Há, entretanto, nuances importantes que complicam leituras simplistas de “fracasso total”. Alguns indicadores macroeconômicos mostram avanços que não podem ser imediatamente descartados: inflação em queda relativa ao período de hiperinflação, redução de déficits em linha com cortes fiscais e sinais de abertura para certos fluxos de investimento. Esses números sustentam a tese governista de que o ajuste está funcionando, apenas dependendo de paciência e de um quadro político menos adverso para produzir efeitos distributivos positivos de médio prazo. O dilema é que a paciência eleitoral raramente acompanha os calendários da estabilização macro.
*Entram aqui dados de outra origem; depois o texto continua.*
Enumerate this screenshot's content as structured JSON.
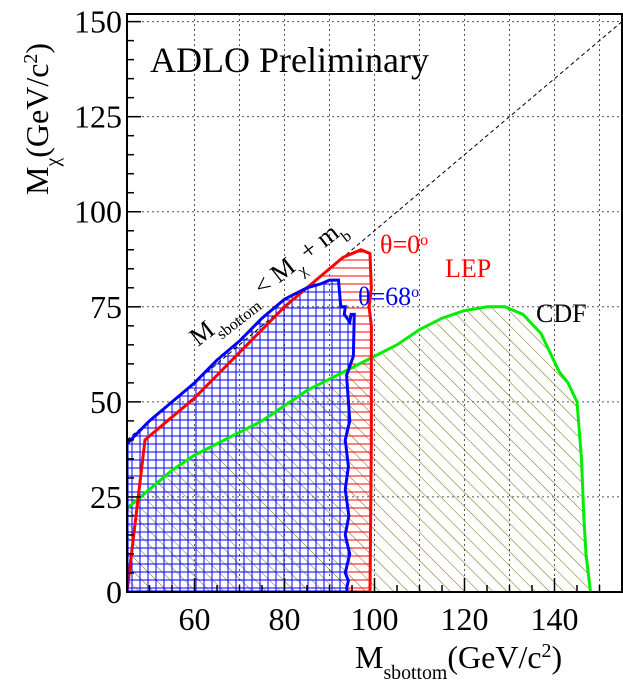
{
  "chart_data": {
    "type": "area",
    "title": "ADLO Preliminary",
    "xlabel": {
      "main": "M",
      "sub": "sbottom",
      "unit": "(GeV/c",
      "sup": "2",
      "close": ")"
    },
    "ylabel": {
      "main": "M",
      "sub": "χ",
      "unit": "(GeV/c",
      "sup": "2",
      "close": ")"
    },
    "xlim": [
      45,
      155
    ],
    "ylim": [
      0,
      152
    ],
    "x_ticks": [
      60,
      80,
      100,
      120,
      140
    ],
    "y_ticks": [
      0,
      25,
      50,
      75,
      100,
      125,
      150
    ],
    "grid": true,
    "annotations": {
      "kinematic_prefix": "M",
      "kinematic_prefix_sub": "sbottom",
      "kinematic_rel": " < M",
      "kinematic_chi_sub": "χ",
      "kinematic_plus": " + m",
      "kinematic_b_sub": "b",
      "theta0": "θ=0",
      "theta0_sup": "o",
      "theta68": "θ=68",
      "theta68_sup": "o",
      "lep": "LEP",
      "cdf": "CDF"
    },
    "colors": {
      "lep_theta0": "#ff0000",
      "lep_theta68": "#0000ff",
      "cdf": "#00ee00",
      "cdf_hatch": "#7a6a10",
      "text": "#000000"
    },
    "series": [
      {
        "name": "θ=0",
        "x": [
          45,
          49,
          55,
          60,
          65,
          70,
          75,
          80,
          85,
          90,
          93,
          95,
          97,
          99,
          99.3,
          98.8,
          99.3,
          99.3,
          99
        ],
        "y": [
          0,
          40,
          46,
          51,
          57,
          63,
          69,
          75,
          80,
          85,
          88,
          89,
          90,
          89,
          80,
          75,
          70,
          40,
          0
        ]
      },
      {
        "name": "θ=68",
        "x": [
          45,
          45,
          50,
          55,
          60,
          65,
          70,
          75,
          80,
          85,
          88,
          90,
          92,
          92.5,
          93.5,
          93.3,
          94.5,
          94.8,
          95.5,
          95.3,
          93.8,
          94.5,
          93.5,
          94.2,
          93.5,
          94.3,
          93.5,
          94.5,
          93.5,
          94.2,
          93.8,
          94
        ],
        "y": [
          0,
          39,
          45,
          50,
          55,
          61,
          66,
          72,
          77,
          80,
          81,
          82,
          82,
          75,
          75,
          73,
          71,
          73,
          73,
          62,
          57,
          45,
          40,
          33,
          27,
          20,
          15,
          10,
          5,
          3,
          1,
          0
        ]
      },
      {
        "name": "CDF",
        "x": [
          45,
          50,
          55,
          60,
          65,
          70,
          75,
          80,
          85,
          90,
          95,
          100,
          105,
          110,
          115,
          120,
          125,
          129,
          133,
          137,
          139,
          141,
          143,
          145,
          146,
          146.5,
          147,
          148
        ],
        "y": [
          22,
          27,
          32,
          36,
          39,
          42,
          45,
          49,
          53,
          56,
          59,
          62,
          65,
          69,
          72,
          74,
          75,
          75,
          73,
          68,
          63,
          58,
          55,
          50,
          35,
          20,
          10,
          0
        ]
      }
    ]
  }
}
As opções à disposição do governo são limitadas e politicamente custosas. Uma guinada para políticas mais mitigadoras exigiria recursos que contrariam o diagnóstico liberal estrito e poderia alienar mercados; manter o curso sem concessões pode aprofundar o isolamento político e ampliar protestos sociais. Em termos práticos, a administração pode optar por negociar com o Congresso pacotes compensatórios, aceitar condicionalidades mais explícitas em trocas com credores externos ou acelerar privatizações como forma de angariar receitas — cada escolha traz seus riscos e custos eleitorais.
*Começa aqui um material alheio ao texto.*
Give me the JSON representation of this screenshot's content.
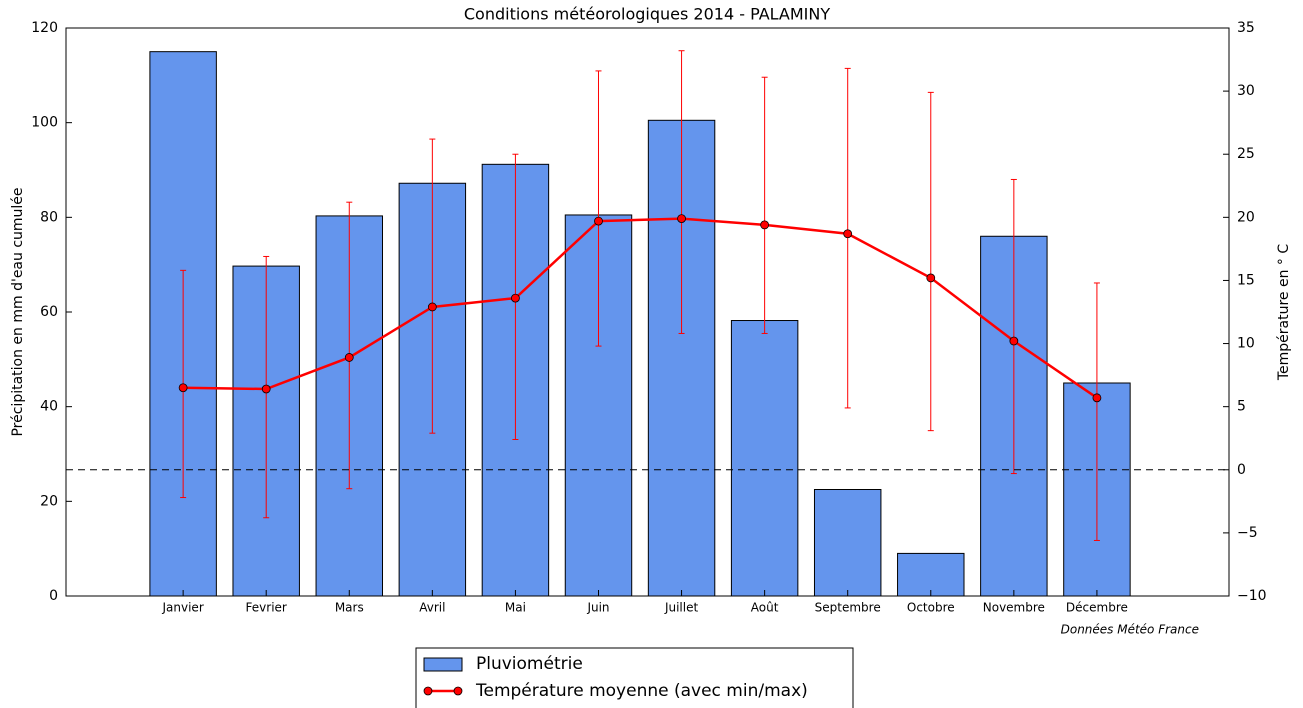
{
  "chart_data": {
    "type": "bar",
    "title": "Conditions météorologiques 2014 - PALAMINY",
    "ylabel": "Précipitation en mm d'eau cumulée",
    "y2label": "Température en ° C",
    "annotation": "Données Météo France",
    "categories": [
      "Janvier",
      "Fevrier",
      "Mars",
      "Avril",
      "Mai",
      "Juin",
      "Juillet",
      "Août",
      "Septembre",
      "Octobre",
      "Novembre",
      "Décembre"
    ],
    "series": [
      {
        "name": "Pluviométrie",
        "type": "bar",
        "color": "#6495ed",
        "values": [
          115,
          69.7,
          80.3,
          87.2,
          91.2,
          80.5,
          100.5,
          58.2,
          22.5,
          9,
          76,
          45
        ]
      },
      {
        "name": "Température moyenne (avec min/max)",
        "type": "line",
        "color": "#ff0000",
        "axis": "y2",
        "values": [
          6.5,
          6.4,
          8.9,
          12.9,
          13.6,
          19.7,
          19.9,
          19.4,
          18.7,
          15.2,
          10.2,
          5.7
        ],
        "min": [
          -2.2,
          -3.8,
          -1.5,
          2.9,
          2.4,
          9.8,
          10.8,
          10.8,
          4.9,
          3.1,
          -0.3,
          -5.6
        ],
        "max": [
          15.8,
          16.9,
          21.2,
          26.2,
          25.0,
          31.6,
          33.2,
          31.1,
          31.8,
          29.9,
          23.0,
          14.8
        ]
      }
    ],
    "ylim": [
      0,
      120
    ],
    "yticks": [
      0,
      20,
      40,
      60,
      80,
      100,
      120
    ],
    "y2lim": [
      -10,
      35
    ],
    "y2ticks": [
      {
        "value": -10,
        "label": "−10"
      },
      {
        "value": -5,
        "label": "−5"
      },
      0,
      5,
      10,
      15,
      20,
      25,
      30,
      35
    ],
    "reference_line": {
      "value": 0,
      "axis": "y2"
    },
    "legend": "bottom"
  }
}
Para a região, o caso argentino tem efeitos demonstráveis. Instabilidade econômica em Buenos Aires repercute nos mercados regionais, afeta fluxos comerciais e reabre debates sobre modelos de desenvolvimento em países da América Latina. A polarização interna argentina também reordena alinhamentos externos: apoios e reprovações internacionais ganham peso na narrativa doméstica, e decisões sobre ajuda ou intervenções financeiras passam a ser interpretadas em chave geopolítica. Além disso, lições práticas são extraídas por governos vizinhos sobre como combinar reformas com blindagens sociais para evitar desgaste político.

Em síntese, a manchete que hoje circula nas redações de que o plano econômico de Milei já mostra sinais de fracasso é uma síntese parcial e plausível: há ganhos macroeconômicos que convivem com fragilidade política grave, retrocessos eleitorais e críticas sociais que minam a governabilidade. O resultado imediato é uma administração que precisa ganhar fôlego político, ajustar rota de comunicação e, talvez, calibrar medidas para reduzir custos sociais sem perder a confiança dos mercados. Se não o fizer, o risco é que o experimento liberal se traduza em instabilidade prolongada e em reversões que comprometam o legado do atual governo.